Objectives: The use of large language models (LLMs) is growing for both clinicians and patients. While researchers and clinicians have explored LLMs to manage patient portal messages and reduce burnout, there is less documentation about how patients use these tools to understand clinical notes and inform decision-making. This proof-of-concept study examined the reliability and accuracy of LLMs in responding to patient queries based on an open visit note.

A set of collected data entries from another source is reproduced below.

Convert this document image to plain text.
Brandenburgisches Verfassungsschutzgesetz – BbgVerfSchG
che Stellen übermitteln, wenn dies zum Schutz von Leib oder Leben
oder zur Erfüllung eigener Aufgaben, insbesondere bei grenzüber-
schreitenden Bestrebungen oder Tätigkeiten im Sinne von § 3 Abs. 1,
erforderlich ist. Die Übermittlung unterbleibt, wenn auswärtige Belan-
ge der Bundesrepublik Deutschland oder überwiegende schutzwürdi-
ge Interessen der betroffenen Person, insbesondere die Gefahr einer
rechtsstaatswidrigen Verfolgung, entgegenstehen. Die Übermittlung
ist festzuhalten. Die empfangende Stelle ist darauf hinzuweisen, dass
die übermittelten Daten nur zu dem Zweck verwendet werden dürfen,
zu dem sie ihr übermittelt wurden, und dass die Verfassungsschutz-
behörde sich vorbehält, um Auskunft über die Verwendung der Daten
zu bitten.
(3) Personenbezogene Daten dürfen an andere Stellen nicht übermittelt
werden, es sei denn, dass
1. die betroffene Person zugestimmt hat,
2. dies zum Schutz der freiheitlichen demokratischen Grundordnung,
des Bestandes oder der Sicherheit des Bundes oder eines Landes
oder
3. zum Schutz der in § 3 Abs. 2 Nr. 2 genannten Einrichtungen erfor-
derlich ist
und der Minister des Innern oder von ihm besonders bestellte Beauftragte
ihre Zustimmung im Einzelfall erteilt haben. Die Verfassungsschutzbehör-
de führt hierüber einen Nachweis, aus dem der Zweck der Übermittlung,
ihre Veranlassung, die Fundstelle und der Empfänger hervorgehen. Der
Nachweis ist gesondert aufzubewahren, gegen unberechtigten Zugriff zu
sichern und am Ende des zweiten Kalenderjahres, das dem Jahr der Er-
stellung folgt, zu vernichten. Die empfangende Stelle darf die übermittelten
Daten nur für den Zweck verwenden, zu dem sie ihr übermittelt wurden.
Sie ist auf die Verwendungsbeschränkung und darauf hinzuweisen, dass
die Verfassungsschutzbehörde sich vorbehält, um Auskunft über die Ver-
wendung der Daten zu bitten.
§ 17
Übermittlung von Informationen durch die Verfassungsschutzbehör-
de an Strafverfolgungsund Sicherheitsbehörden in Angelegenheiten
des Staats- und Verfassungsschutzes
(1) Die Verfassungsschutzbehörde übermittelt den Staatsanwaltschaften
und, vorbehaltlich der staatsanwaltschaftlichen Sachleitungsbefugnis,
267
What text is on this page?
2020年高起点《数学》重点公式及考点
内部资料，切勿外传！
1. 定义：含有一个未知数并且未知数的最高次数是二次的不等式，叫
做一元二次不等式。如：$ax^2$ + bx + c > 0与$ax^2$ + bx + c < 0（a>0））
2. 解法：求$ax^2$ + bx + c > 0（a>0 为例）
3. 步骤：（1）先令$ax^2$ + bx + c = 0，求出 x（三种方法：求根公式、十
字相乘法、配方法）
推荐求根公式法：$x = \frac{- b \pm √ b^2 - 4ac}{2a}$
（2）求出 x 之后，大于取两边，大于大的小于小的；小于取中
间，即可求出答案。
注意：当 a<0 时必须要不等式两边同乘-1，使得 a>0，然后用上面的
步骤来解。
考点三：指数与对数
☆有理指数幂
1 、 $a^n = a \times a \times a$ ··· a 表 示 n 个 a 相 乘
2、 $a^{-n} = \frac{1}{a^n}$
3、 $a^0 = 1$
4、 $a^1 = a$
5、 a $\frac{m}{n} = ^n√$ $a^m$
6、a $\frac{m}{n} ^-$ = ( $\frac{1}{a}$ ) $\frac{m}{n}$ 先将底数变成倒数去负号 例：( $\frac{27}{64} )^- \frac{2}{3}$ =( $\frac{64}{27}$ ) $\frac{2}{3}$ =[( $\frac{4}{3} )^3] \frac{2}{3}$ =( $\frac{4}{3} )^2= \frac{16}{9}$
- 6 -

Materials and methods: In a cross-sectional proof-of-concept study, 3 commercially available LLMs (ChatGPT 4o, Claude 3 Opus, Gemini 1.5) were evaluated using 4 distinct prompt series-Standard, Randomized, Persona, and Randomized Persona-with multiple questions, designed by patients, in response to a single neuro-oncology progress note. LLM responses were scored by the note author (neuro-oncologist) and a patient who receives care from the note author, using an 8-criterion rubric that assessed Accuracy, Relevance, Clarity, Actionability, Empathy/Tone, Completeness, Evidence, and Consistency. Descriptive statistics were used to summarize the performance of each LLM across all prompts.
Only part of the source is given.